* * *
The following rendition of O Fortuna is easily the worst I’ve ever witnessed. If I weren’t so
becalmed in the doldrums, I’d find it laughable. As it is, I feel moved to say
this:
When are you damn Yankees going to realise that plastic
hairstyles, exaggerated glitz, military precision, and performers standing to
attention is neither moving nor stylish? It’s just cheap. You guys are so good
at so many things, isn’t it about time you got that one right? And on top of
that, the power surge at the end has been so weakened that the most dynamic element
of the whole piece is rendered ineffectual. It sucks, to use your own phrase.

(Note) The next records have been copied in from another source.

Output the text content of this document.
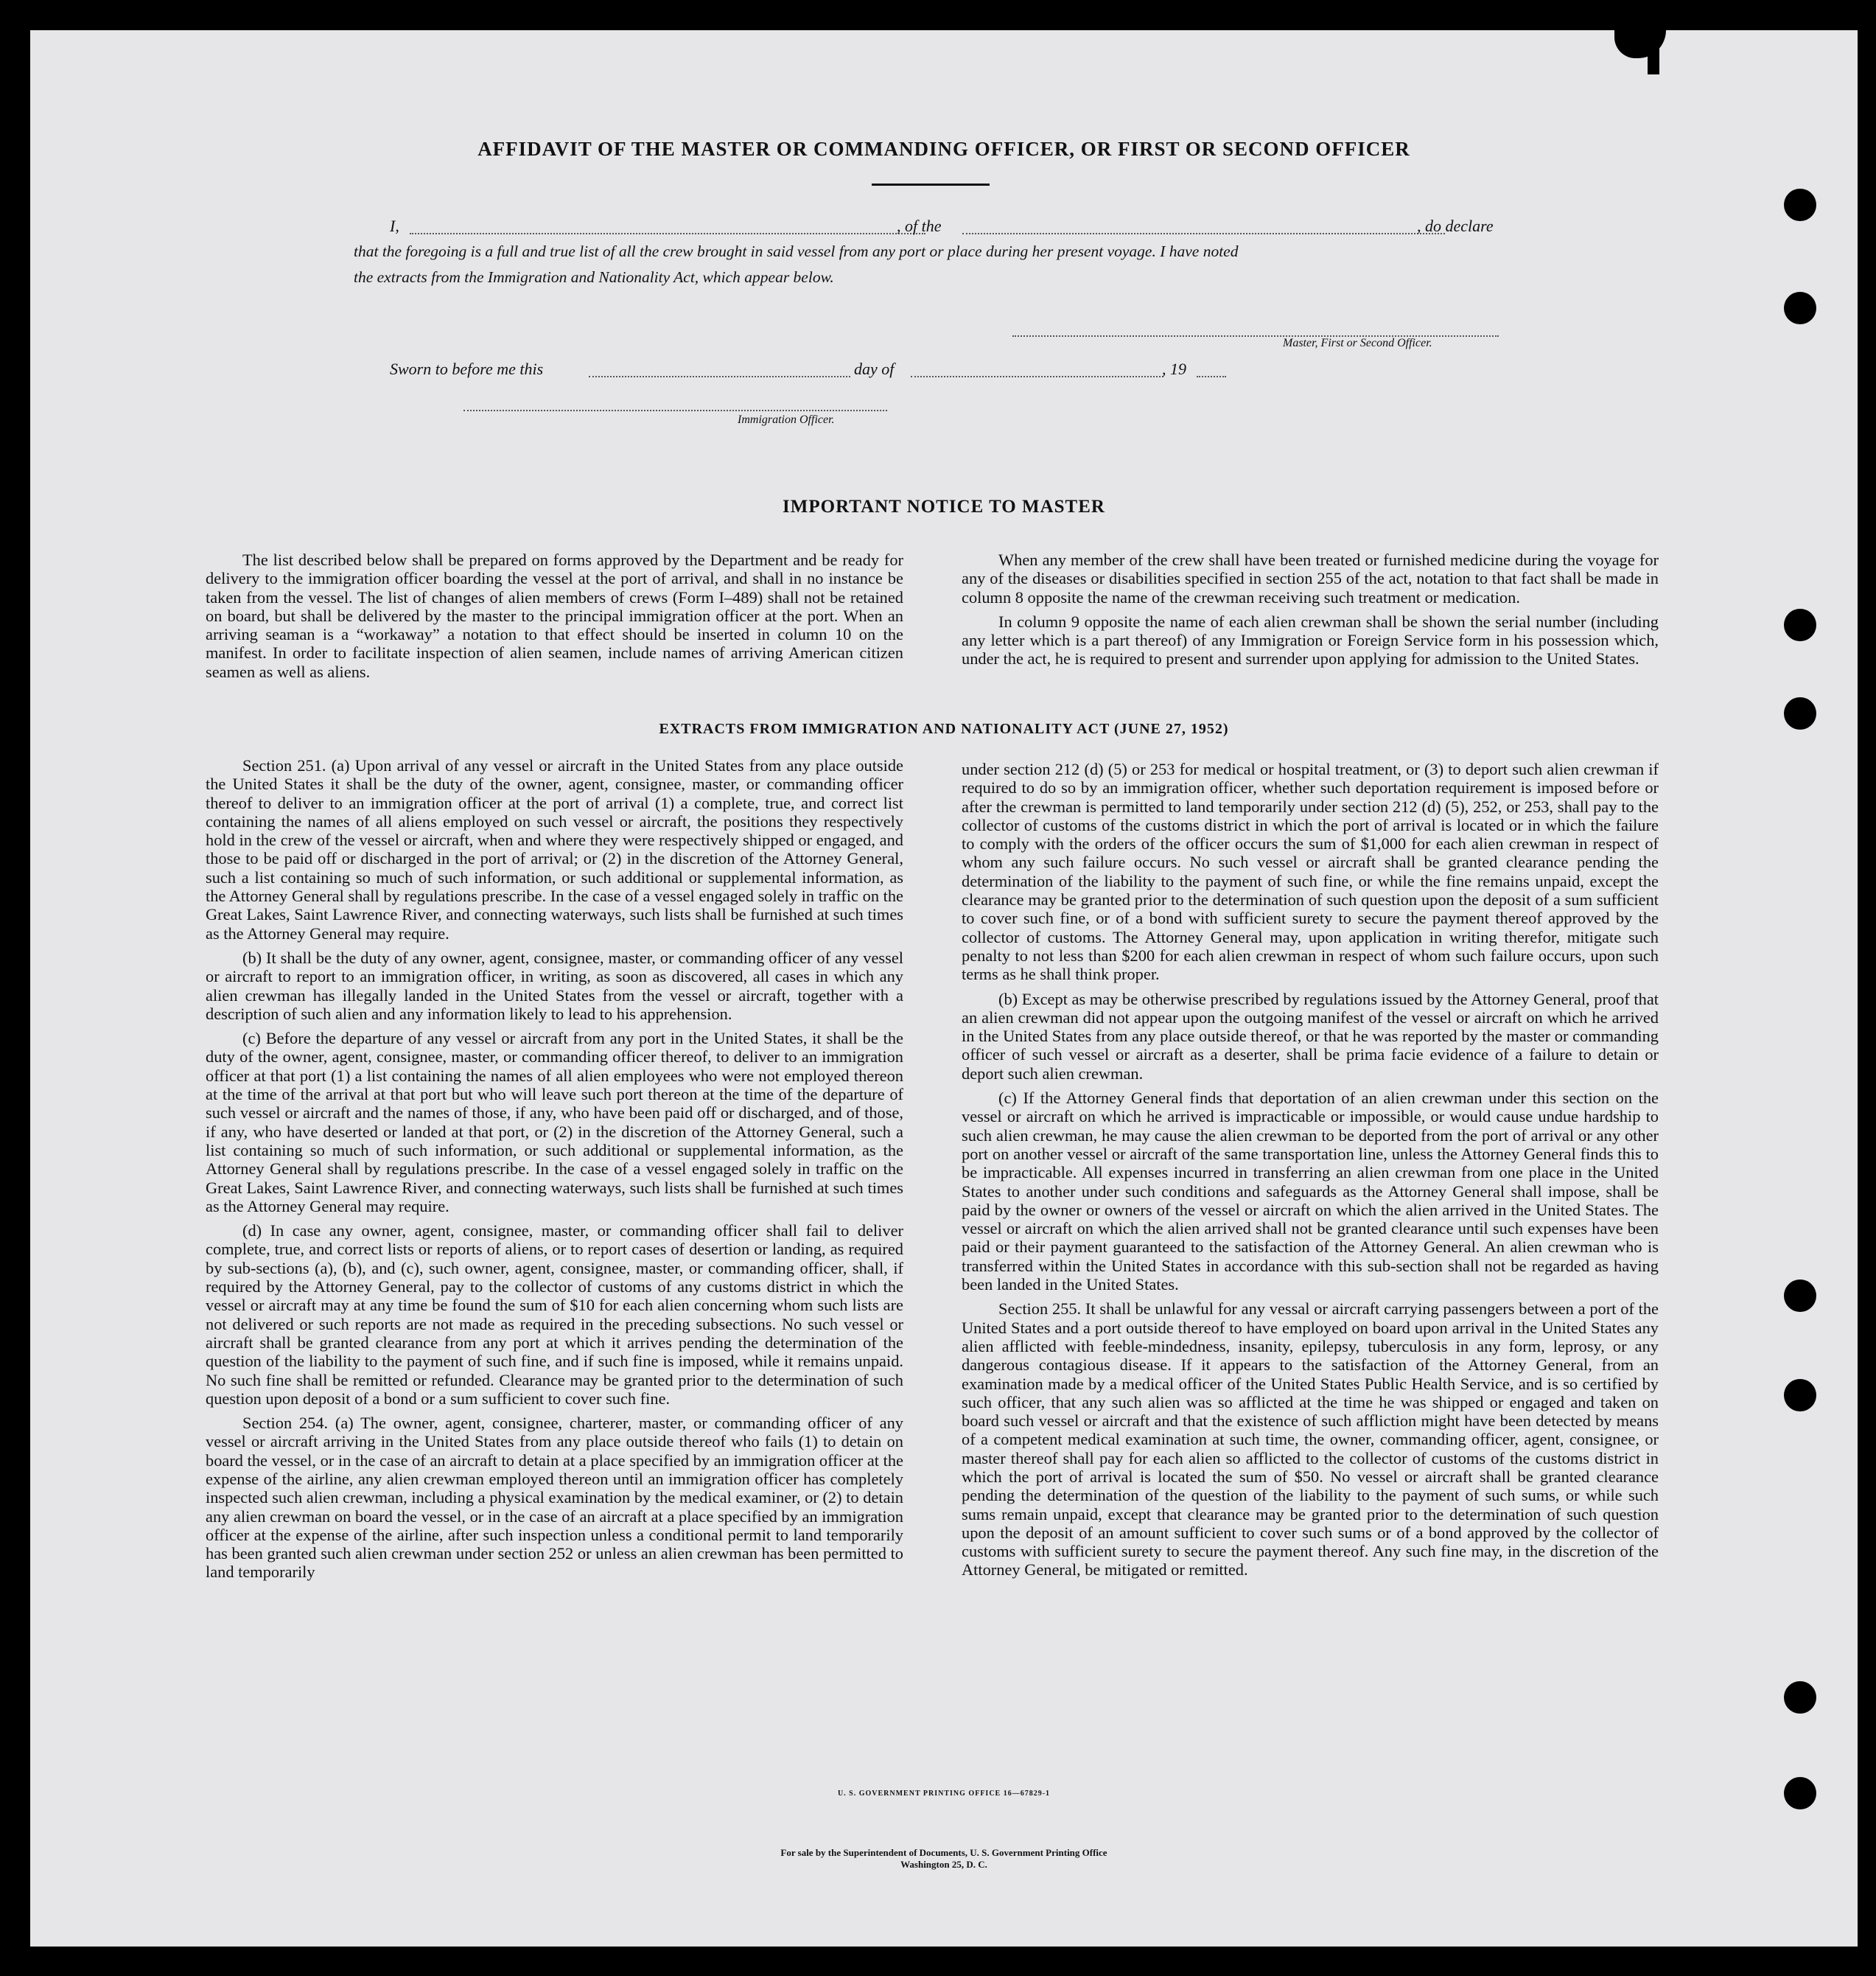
AFFIDAVIT OF THE MASTER OR COMMANDING OFFICER, OR FIRST OR SECOND OFFICER
I,	, of the	, do declare
that the foregoing is a full and true list of all the crew brought in said vessel from any port or place during her present voyage. I have noted
the extracts from the Immigration and Nationality Act, which appear below.
Master, First or Second Officer.
Sworn to before me this	day of	, 19
Immigration Officer.
IMPORTANT NOTICE TO MASTER

The list described below shall be prepared on forms approved by the Department and be ready for delivery to the immigration officer boarding the vessel at the port of arrival, and shall in no instance be taken from the vessel. The list of changes of alien members of crews (Form I–489) shall not be retained on board, but shall be delivered by the master to the principal immigration officer at the port. When an arriving seaman is a “workaway” a notation to that effect should be inserted in column 10 on the manifest. In order to facilitate inspection of alien seamen, include names of arriving American citizen seamen as well as aliens.

When any member of the crew shall have been treated or furnished medicine during the voyage for any of the diseases or disabilities specified in section 255 of the act, notation to that fact shall be made in column 8 opposite the name of the crewman receiving such treatment or medication.

In column 9 opposite the name of each alien crewman shall be shown the serial number (including any letter which is a part thereof) of any Immigration or Foreign Service form in his possession which, under the act, he is required to present and surrender upon applying for admission to the United States.

EXTRACTS FROM IMMIGRATION AND NATIONALITY ACT (JUNE 27, 1952)

Section 251. (a) Upon arrival of any vessel or aircraft in the United States from any place outside the United States it shall be the duty of the owner, agent, consignee, master, or commanding officer thereof to deliver to an immigration officer at the port of arrival (1) a complete, true, and correct list containing the names of all aliens employed on such vessel or aircraft, the positions they respectively hold in the crew of the vessel or aircraft, when and where they were respectively shipped or engaged, and those to be paid off or discharged in the port of arrival; or (2) in the discretion of the Attorney General, such a list containing so much of such information, or such additional or supplemental information, as the Attorney General shall by regulations prescribe. In the case of a vessel engaged solely in traffic on the Great Lakes, Saint Lawrence River, and connecting waterways, such lists shall be furnished at such times as the Attorney General may require.

(b) It shall be the duty of any owner, agent, consignee, master, or commanding officer of any vessel or aircraft to report to an immigration officer, in writing, as soon as discovered, all cases in which any alien crewman has illegally landed in the United States from the vessel or aircraft, together with a description of such alien and any information likely to lead to his apprehension.

(c) Before the departure of any vessel or aircraft from any port in the United States, it shall be the duty of the owner, agent, consignee, master, or commanding officer thereof, to deliver to an immigration officer at that port (1) a list containing the names of all alien employees who were not employed thereon at the time of the arrival at that port but who will leave such port thereon at the time of the departure of such vessel or aircraft and the names of those, if any, who have been paid off or discharged, and of those, if any, who have deserted or landed at that port, or (2) in the discretion of the Attorney General, such a list containing so much of such information, or such additional or supplemental information, as the Attorney General shall by regulations prescribe. In the case of a vessel engaged solely in traffic on the Great Lakes, Saint Lawrence River, and connecting waterways, such lists shall be furnished at such times as the Attorney General may require.

(d) In case any owner, agent, consignee, master, or commanding officer shall fail to deliver complete, true, and correct lists or reports of aliens, or to report cases of desertion or landing, as required by sub-sections (a), (b), and (c), such owner, agent, consignee, master, or commanding officer, shall, if required by the Attorney General, pay to the collector of customs of any customs district in which the vessel or aircraft may at any time be found the sum of $10 for each alien concerning whom such lists are not delivered or such reports are not made as required in the preceding subsections. No such vessel or aircraft shall be granted clearance from any port at which it arrives pending the determination of the question of the liability to the payment of such fine, and if such fine is imposed, while it remains unpaid. No such fine shall be remitted or refunded. Clearance may be granted prior to the determination of such question upon deposit of a bond or a sum sufficient to cover such fine.

Section 254. (a) The owner, agent, consignee, charterer, master, or commanding officer of any vessel or aircraft arriving in the United States from any place outside thereof who fails (1) to detain on board the vessel, or in the case of an aircraft to detain at a place specified by an immigration officer at the expense of the airline, any alien crewman employed thereon until an immigration officer has completely inspected such alien crewman, including a physical examination by the medical examiner, or (2) to detain any alien crewman on board the vessel, or in the case of an aircraft at a place specified by an immigration officer at the expense of the airline, after such inspection unless a conditional permit to land temporarily has been granted such alien crewman under section 252 or unless an alien crewman has been permitted to land temporarily

under section 212 (d) (5) or 253 for medical or hospital treatment, or (3) to deport such alien crewman if required to do so by an immigration officer, whether such deportation requirement is imposed before or after the crewman is permitted to land temporarily under section 212 (d) (5), 252, or 253, shall pay to the collector of customs of the customs district in which the port of arrival is located or in which the failure to comply with the orders of the officer occurs the sum of $1,000 for each alien crewman in respect of whom any such failure occurs. No such vessel or aircraft shall be granted clearance pending the determination of the liability to the payment of such fine, or while the fine remains unpaid, except the clearance may be granted prior to the determination of such question upon the deposit of a sum sufficient to cover such fine, or of a bond with sufficient surety to secure the payment thereof approved by the collector of customs. The Attorney General may, upon application in writing therefor, mitigate such penalty to not less than $200 for each alien crewman in respect of whom such failure occurs, upon such terms as he shall think proper.

(b) Except as may be otherwise prescribed by regulations issued by the Attorney General, proof that an alien crewman did not appear upon the outgoing manifest of the vessel or aircraft on which he arrived in the United States from any place outside thereof, or that he was reported by the master or commanding officer of such vessel or aircraft as a deserter, shall be prima facie evidence of a failure to detain or deport such alien crewman.

(c) If the Attorney General finds that deportation of an alien crewman under this section on the vessel or aircraft on which he arrived is impracticable or impossible, or would cause undue hardship to such alien crewman, he may cause the alien crewman to be deported from the port of arrival or any other port on another vessel or aircraft of the same transportation line, unless the Attorney General finds this to be impracticable. All expenses incurred in transferring an alien crewman from one place in the United States to another under such conditions and safeguards as the Attorney General shall impose, shall be paid by the owner or owners of the vessel or aircraft on which the alien arrived in the United States. The vessel or aircraft on which the alien arrived shall not be granted clearance until such expenses have been paid or their payment guaranteed to the satisfaction of the Attorney General. An alien crewman who is transferred within the United States in accordance with this sub-section shall not be regarded as having been landed in the United States.

Section 255. It shall be unlawful for any vessal or aircraft carrying passengers between a port of the United States and a port outside thereof to have employed on board upon arrival in the United States any alien afflicted with feeble-mindedness, insanity, epilepsy, tuberculosis in any form, leprosy, or any dangerous contagious disease. If it appears to the satisfaction of the Attorney General, from an examination made by a medical officer of the United States Public Health Service, and is so certified by such officer, that any such alien was so afflicted at the time he was shipped or engaged and taken on board such vessel or aircraft and that the existence of such affliction might have been detected by means of a competent medical examination at such time, the owner, commanding officer, agent, consignee, or master thereof shall pay for each alien so afflicted to the collector of customs of the customs district in which the port of arrival is located the sum of $50. No vessel or aircraft shall be granted clearance pending the determination of the question of the liability to the payment of such sums, or while such sums remain unpaid, except that clearance may be granted prior to the determination of such question upon the deposit of an amount sufficient to cover such sums or of a bond approved by the collector of customs with sufficient surety to secure the payment thereof. Any such fine may, in the discretion of the Attorney General, be mitigated or remitted.

U. S. GOVERNMENT PRINTING OFFICE 16—67829-1
For sale by the Superintendent of Documents, U. S. Government Printing Office
Washington 25, D. C.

So come on, Yankees. If you can produce a Leonard Bernstein
and an Aaron Copeland – not to mention all those wonderful poets and writers
you spawned down the years – you can do better than this. John Boorman did when
he used it in Excalibur.
* * *
And now that I’m finally in the mood for writing something,
I might also mention this:
Spare a thought for us Brits. It’s the middle of May. The
bats are out of hibernation and desperate for food, the migratory birds have come
up from Africa expecting a warm place to mate
and breed, the cows have been turned out to graze, and the blossom is on the fruit
trees. Tomorrow we have snow forecast.